Animation in Macromedia Flash – Squash and Stretch
Animation in Macromedia Flash: Squash and Stretch
Squash and stretch is a traditional animation technique that animators commonly use to give animations more realism and weight. In the real world, when a moving object comes into contact with another object, it deforms upon impact unless it is completely rigid.
As you animate objects to show realistic impacts and collisions, one thing that is important to remember is that no matter how much an object squashes or stretches, it always maintains the same volume. The amount of squash and stretch depends on how much flexibility you give your object.
Traditional animation usually contains very exaggerated amounts of squash and stretch. A good example of this is a bouncing ball. When it hits the ground it actually deforms and gets squashed. It will then stretch out again as it propels itself upwards. With a little motion tweening and frame-by-frame animation in the Macromedia Flash authoring tool, you can achieve convincing realism with relatively little effort.
To complete this tutorial you will need to install the following software and files:
Flash MX 2004
Tutorials and sample files:
Squashing and Stretching a Bouncing Ball
In this tutorial, you give a simple bouncing ball some squash and stretch. First, take a look at what the animation would look like without this effect:
Pretty lame huh? It’s dull, boring, lifeless, and has absolutely no personality or character. You can fix this by adding some “weight” to the animation.
On Layer 1, draw a ball and convert it to a symbol. I usually start with the ball at its highest point in the bounce. I set the frame rate of the Flash file to 24 fps. Feel free to use a different frame rate. 24 fps is fast enough for relatively smooth animation without pushing the limits of most of today’s computers.
- Create a second keyframe somewhere on the Timeline. It doesn’t matter exactly which frame you choose—you can adjust this later.
- Create a second layer and add a simple horizontal line as your “landing” area for the ball. (You can see the line in Figure 2 below.)
Select the ball symbol on the Stage, hold down the Shift key, and use the arrow keys to nudge the ball down to the bottom of the Stage. Place the ball slightly above its landing area as I have done in the example (Figure 2).
Simply right-click anywhere over the frames between your two keyframes containing the ball and select Create Motion Tween.

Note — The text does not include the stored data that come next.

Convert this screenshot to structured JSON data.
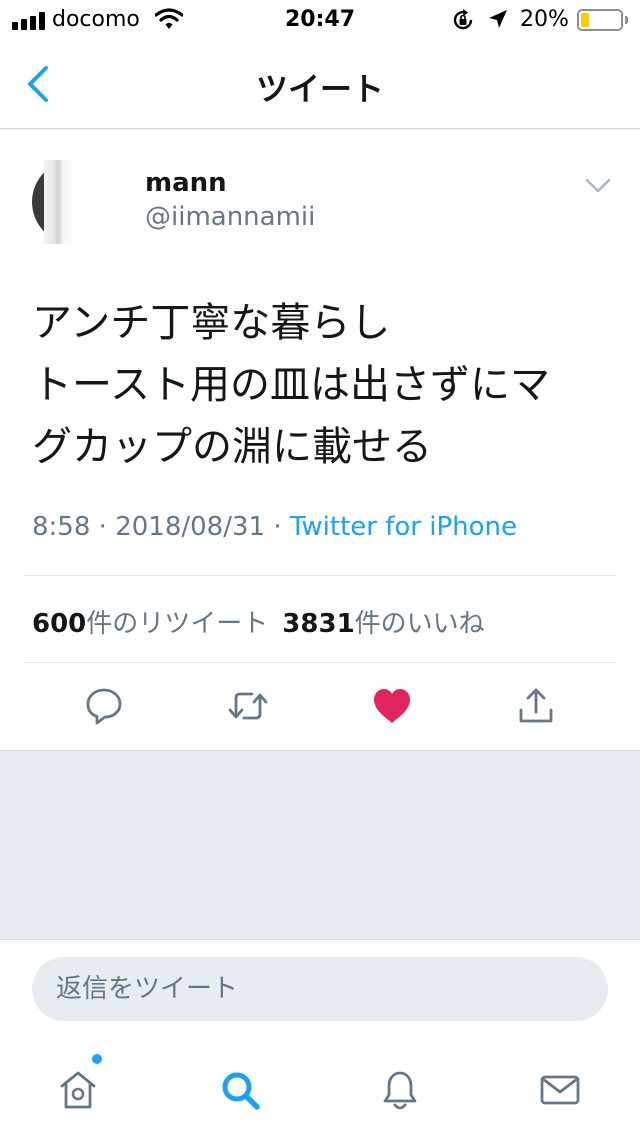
{
  "status_bar": {
    "carrier": "docomo",
    "time": "20:47",
    "battery_percent": "20%",
    "battery_level": 0.2,
    "icons": [
      "signal-icon",
      "wifi-icon",
      "rotation-lock-icon",
      "location-arrow-icon",
      "battery-icon"
    ]
  },
  "nav": {
    "title": "ツイート",
    "back_icon": "chevron-left-icon"
  },
  "tweet": {
    "user": {
      "name": "mann",
      "handle": "@iimannamii"
    },
    "text_lines": [
      "アンチ丁寧な暮らし",
      "トースト用の皿は出さずにマ",
      "グカップの淵に載せる"
    ],
    "time": "8:58",
    "date": "2018/08/31",
    "separator": "·",
    "source": "Twitter for iPhone",
    "stats": {
      "retweets_count": "600",
      "retweets_label": "件のリツイート",
      "likes_count": "3831",
      "likes_label": "件のいいね"
    },
    "liked": true
  },
  "actions": [
    "reply-icon",
    "retweet-icon",
    "like-heart-icon",
    "share-icon"
  ],
  "reply": {
    "placeholder": "返信をツイート"
  },
  "tab_bar": {
    "tabs": [
      "home-icon",
      "search-icon",
      "notifications-bell-icon",
      "messages-envelope-icon"
    ],
    "active": "search-icon"
  },
  "colors": {
    "accent": "#1da1f2",
    "like": "#e0245e",
    "secondary_text": "#657786",
    "background_gray": "#e6ecf0",
    "battery": "#ffcc00"
  }
}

What goes up must come down, but not at a consistent rate of speed. Due to the gravitational pull on Earth, when you throw a ball up in the air, its speed will decrease as its altitude increases. When it begins to return down to the ground, it starts off slow and increases in speed. To simulate this, you can use the Flash Ease In/Out feature. Select Frame 1 and in the Property inspector adjust the Ease value to -100, which makes the ball ease in. This creates smaller increments between frames initially, and gradually increases towards the second keyframe, causing the ball to start off slowly and then gradually gain speed.
- Now it’s time for you to actually squash something. Create a new keyframe after the second keyframe in your tween.
- Select the ball on the Stage and grab the Free Transform tool. Use the handles on the left and right sides to stretch the ball wider, then squash it from the top and bottom.
Use the arrow keys to nudge the ball down so its bottom edge touches the landing surface. This is your first step in deforming the object.
Repeat the same procedure by continuing to the right in the Timeline frame by frame, creating keyframes on each frame and increasing the amount of squash and stretch. I turned on the Onion Skin tool to show you what my animation looks like with three keyframes of squash and stretch (see Figure 6).
After creating three keyframes of “squash,” start creating the upward motion of the ball. I like to exaggerate this first frame after the tightest squash frame a little more than normal by making it very tall and thin. This exaggerates the “spring” effect of the ball launching back up from the ground.
- Now make the animation loop. Select Frame 1 and then select Edit > Copy Frames. Then select a frame a few frames after your last keyframe and select Edit > Paste frames. This gives the ball the exact shape and position in the last frame as it has in Frame 1, giving you a seamless, looping animation.
All you need to do now is apply a motion tween between the final two keyframes. Once you do that, select the next to last keyframe and in the Property inspector apply an ease out, setting the Ease value all the way to 100.
This will make the ball start off quickly and gradually decrease speed as it reaches the top (opposite the behavior of your first tween).
You’re done! Your bouncing ball animation should now look like the SWF below (okay, I already gave you a peek at it above), and your FLA should look like it does in Figure 9. Pretty slick huh? See how much more life and weight you have given your otherwise static image? It’s got a little more personality to it, and it didn’t take a whole lot of blood and sweat to achieve.